Watching the furious pace of gadget invention during the past decade or so, we’ve been looking forward to a Grand Convergence, where we only need to carry one gadget instead of two or three. The “iPhone” comes close.
It has everything we like about current pocket organizers: an address book, calendar, and notes, along with a means of typing information into the thing. It has everything we like about the iPod: music, pictures and videos. It can connect to the Internet, we like that. It seems to be a complete hand-held computer, with a beautiful display.
A co-worker told me that he would rather have it without the phone. I tend to agree (putting aside my distaste for mobile phones). A mobile phone is a power-intensive device, and would drain juice from the rest of this gadget’s useful functions. It might be better for the phone to be a seperate device that can communicate both ways with the expanded iPod.

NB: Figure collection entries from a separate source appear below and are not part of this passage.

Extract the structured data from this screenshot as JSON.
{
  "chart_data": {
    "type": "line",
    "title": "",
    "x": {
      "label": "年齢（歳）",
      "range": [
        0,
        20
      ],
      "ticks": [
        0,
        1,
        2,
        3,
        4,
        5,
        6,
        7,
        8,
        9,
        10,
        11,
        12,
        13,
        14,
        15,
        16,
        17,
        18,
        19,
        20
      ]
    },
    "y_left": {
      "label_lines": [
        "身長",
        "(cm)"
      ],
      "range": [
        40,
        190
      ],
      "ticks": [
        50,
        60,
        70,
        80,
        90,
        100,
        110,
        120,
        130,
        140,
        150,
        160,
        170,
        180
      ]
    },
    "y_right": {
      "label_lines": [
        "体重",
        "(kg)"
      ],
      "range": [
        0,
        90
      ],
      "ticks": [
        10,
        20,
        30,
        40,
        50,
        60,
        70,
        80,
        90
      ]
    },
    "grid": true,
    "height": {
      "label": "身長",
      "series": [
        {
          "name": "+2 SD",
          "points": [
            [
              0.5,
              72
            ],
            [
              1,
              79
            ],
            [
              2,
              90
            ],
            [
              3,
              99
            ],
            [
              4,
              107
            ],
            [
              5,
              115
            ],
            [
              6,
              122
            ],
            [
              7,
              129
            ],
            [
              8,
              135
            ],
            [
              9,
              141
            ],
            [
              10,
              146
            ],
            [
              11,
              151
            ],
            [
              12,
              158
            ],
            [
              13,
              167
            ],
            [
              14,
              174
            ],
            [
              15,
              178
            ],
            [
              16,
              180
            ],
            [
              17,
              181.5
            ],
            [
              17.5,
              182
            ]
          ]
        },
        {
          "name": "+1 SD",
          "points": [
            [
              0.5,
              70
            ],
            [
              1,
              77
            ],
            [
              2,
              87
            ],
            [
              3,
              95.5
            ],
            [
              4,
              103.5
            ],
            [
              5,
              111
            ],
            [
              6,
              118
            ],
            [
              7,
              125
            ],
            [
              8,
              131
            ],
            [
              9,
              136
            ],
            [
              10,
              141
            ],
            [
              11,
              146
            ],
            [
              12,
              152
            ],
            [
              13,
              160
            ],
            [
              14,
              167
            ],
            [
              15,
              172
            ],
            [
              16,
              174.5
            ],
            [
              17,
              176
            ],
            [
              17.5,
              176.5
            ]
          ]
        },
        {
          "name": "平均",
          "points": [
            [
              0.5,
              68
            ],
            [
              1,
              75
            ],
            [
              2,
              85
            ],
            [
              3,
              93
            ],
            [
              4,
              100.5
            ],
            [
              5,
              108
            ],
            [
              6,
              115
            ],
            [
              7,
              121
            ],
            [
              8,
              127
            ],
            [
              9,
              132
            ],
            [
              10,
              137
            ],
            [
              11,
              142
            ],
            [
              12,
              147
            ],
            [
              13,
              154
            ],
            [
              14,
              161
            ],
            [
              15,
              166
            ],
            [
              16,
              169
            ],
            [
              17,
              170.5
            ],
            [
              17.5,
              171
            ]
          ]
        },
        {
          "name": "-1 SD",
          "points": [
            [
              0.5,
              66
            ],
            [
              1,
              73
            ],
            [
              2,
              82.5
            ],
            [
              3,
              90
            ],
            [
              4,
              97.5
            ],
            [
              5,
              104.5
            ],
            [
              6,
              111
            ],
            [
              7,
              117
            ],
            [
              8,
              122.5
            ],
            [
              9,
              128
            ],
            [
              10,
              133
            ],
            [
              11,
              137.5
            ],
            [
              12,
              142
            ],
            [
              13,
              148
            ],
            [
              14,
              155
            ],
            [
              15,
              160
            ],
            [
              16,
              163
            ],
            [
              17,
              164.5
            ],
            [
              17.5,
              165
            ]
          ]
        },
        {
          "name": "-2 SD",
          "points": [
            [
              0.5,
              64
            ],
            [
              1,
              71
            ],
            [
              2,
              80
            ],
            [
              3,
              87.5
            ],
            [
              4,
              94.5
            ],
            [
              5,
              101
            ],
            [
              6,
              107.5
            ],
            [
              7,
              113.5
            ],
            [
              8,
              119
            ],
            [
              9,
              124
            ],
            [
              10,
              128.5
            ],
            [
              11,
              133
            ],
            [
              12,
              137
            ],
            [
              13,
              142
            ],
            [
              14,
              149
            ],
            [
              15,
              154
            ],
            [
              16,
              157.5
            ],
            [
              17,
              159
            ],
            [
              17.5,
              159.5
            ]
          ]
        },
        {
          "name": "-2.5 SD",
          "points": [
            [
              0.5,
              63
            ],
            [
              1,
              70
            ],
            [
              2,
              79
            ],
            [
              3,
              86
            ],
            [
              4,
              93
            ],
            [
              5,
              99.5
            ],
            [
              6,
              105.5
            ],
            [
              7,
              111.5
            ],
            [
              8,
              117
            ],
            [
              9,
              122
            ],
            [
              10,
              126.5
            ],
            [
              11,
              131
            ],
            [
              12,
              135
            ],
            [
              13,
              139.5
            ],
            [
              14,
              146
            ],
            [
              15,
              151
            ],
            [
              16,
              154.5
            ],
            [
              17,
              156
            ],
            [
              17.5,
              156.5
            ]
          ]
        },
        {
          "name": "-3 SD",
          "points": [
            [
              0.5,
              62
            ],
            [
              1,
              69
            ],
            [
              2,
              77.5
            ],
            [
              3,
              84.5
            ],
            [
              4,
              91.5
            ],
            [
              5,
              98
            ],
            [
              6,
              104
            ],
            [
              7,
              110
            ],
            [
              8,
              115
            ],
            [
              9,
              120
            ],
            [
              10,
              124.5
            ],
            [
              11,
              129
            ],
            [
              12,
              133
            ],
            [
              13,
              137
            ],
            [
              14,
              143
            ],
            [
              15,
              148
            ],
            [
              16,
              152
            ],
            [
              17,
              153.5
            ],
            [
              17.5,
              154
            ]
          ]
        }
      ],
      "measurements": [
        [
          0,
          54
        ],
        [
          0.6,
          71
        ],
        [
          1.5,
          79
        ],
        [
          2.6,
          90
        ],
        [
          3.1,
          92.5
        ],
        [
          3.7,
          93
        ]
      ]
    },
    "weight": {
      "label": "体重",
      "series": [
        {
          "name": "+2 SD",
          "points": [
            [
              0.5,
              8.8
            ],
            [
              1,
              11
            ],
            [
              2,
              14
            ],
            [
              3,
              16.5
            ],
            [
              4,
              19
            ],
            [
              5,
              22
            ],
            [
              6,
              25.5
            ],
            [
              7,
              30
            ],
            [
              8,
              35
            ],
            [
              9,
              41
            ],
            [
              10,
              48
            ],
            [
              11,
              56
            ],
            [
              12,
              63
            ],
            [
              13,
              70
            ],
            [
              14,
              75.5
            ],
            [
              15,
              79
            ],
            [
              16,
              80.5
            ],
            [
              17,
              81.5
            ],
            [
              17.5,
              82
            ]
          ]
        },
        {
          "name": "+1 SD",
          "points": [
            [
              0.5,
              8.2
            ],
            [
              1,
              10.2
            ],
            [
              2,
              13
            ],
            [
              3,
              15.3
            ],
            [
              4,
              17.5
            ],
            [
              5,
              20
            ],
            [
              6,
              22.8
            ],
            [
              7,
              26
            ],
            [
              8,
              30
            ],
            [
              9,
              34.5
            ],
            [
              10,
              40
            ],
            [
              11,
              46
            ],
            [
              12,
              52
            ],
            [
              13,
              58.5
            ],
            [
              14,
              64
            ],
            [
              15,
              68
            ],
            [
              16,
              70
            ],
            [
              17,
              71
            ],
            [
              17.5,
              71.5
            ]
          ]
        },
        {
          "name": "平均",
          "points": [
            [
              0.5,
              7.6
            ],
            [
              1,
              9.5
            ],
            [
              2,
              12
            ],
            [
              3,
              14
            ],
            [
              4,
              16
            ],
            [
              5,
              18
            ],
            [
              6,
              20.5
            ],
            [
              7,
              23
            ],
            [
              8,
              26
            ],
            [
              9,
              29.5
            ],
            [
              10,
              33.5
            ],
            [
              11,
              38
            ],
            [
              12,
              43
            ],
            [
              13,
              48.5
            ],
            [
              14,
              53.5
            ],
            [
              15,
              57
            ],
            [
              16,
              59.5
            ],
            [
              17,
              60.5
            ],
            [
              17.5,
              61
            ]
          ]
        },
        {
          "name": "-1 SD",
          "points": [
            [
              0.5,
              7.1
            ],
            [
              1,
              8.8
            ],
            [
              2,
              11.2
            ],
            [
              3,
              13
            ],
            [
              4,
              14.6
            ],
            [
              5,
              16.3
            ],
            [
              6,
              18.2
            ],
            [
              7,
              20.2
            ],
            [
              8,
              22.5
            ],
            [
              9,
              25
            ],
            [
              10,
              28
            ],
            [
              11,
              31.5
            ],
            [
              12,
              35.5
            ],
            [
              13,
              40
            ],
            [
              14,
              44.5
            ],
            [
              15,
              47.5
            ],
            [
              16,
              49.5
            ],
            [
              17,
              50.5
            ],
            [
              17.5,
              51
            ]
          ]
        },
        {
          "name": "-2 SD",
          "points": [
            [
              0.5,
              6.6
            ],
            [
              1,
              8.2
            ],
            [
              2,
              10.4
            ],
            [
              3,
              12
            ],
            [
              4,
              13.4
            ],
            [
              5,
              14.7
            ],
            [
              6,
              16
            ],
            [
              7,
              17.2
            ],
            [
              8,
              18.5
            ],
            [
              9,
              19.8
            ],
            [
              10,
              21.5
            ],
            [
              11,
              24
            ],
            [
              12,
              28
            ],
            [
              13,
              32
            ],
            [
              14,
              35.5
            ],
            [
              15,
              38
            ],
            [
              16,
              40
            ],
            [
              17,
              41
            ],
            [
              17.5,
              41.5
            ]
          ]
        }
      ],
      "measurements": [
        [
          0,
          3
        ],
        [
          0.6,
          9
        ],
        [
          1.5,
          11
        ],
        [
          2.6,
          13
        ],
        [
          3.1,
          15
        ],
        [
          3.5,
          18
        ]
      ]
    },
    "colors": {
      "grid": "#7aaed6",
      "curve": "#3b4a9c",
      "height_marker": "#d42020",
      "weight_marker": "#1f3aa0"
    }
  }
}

I would trade the phone for a fat hard drive, and I would give it a USB port that can be a master or a slave, enabling the connection of cameras, keyboards, disk drives, and other useful stuff. I’ve read that you can’t access the battery, which means you can’t swap it for a fresh one when it burns out. The next generation of this thing needs a reliable swappable battery.
And there will be more generations. It’s exciting to imagine what this device will do five years from now. I mean, compare the current crop of iPods with the first ones that came out.
Regarding the stink over the “iPhone” name. It was all over the press that Linksys came out with something called the “iPhone” a few weeks ago, so I was a bit puzzled when Steve Jobs trotted out his own device with the same name. But then, he also trotted out the “Apple TV,” which was previewed last fall as the “iTV” (another name already attached to someone else’s product). So given that this new phone won’t be in people’s hands and pockets until June, it may end up being the “Apple phone.” (Like the TV, it’d be branded with the Apple logo with the word ‘phone’ next to it.) Maybe it was all deliberate, that Apple is letting Cisco generate more buzz for the product by suing them.
As it stands right now, this is not a compelling product for our needs, but it may be for a lot of other people. After this product evolves for a few years it may work for us, especially if we can get it without the phone.
Disclosure: we own a tiny tiny piece of Apple.